To see if your firewall/router is configured to allow UPnP (note to reader JW–I got your message about tools 🙂 ), go to Steve Gibson’s wonderful site at https://www.grc.com . Unfortunately, I can’t send you a direct link because of the way the site is coded, so once you get to the site do this:
- Hover over services at the top of the page and then click on Shields up, which is a great free security tool.
- Click on PROCEED.
- Click on the big yellow box labelled GRC’s instant UPnP Exposure test
- If you get a green box at the end of the test, you are safe.
- Anything else and you need to change the configuration of your router or firewall and then retest. You may need the help of your ISP to fix this.
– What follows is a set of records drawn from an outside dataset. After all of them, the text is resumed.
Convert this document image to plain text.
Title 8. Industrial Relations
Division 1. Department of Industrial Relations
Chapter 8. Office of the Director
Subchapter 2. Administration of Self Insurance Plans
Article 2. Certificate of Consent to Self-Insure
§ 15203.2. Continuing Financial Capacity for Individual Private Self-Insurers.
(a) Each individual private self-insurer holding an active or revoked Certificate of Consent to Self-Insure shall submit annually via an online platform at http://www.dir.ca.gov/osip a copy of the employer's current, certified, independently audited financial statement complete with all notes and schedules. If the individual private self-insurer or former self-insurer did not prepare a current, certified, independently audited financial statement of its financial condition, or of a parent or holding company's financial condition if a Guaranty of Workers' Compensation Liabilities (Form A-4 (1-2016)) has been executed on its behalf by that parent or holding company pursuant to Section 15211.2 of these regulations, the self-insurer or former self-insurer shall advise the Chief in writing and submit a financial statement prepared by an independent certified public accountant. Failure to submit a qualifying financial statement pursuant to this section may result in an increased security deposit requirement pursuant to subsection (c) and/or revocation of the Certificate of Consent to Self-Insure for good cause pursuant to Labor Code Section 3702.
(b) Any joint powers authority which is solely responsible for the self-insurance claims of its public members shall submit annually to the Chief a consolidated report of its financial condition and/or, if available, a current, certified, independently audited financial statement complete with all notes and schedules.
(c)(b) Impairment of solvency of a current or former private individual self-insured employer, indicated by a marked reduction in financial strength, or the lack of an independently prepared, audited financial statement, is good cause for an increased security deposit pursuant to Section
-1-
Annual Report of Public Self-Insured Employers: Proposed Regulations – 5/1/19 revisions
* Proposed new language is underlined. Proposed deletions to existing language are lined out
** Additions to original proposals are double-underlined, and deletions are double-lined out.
Hopefully yours will be safe :).
- It is important to understand that some games assume that UPnP works, so you will have to manually make a hole in your security for those games, but that, while a pain, is much safer since only you will open holes that might let bad people in.
These folks are the same crowd that hacked 50,000 printers last year.
Both attacks include an ad for YouTuber PewDiePie.
Clearly if they were malicious, this would not be pretty, but now that the cat is out of the bag either throw away your Chromecast devices (not likely) or make the change to your firewall/router. The next hacker may use those devices to attack the Internet.
If your Chromecast device was exposed because UPnP was on, you may need to contact your support person to help you un-play the device. It uses ports 8008, 8443 or 8009.
Information for this post came from The Hacker News.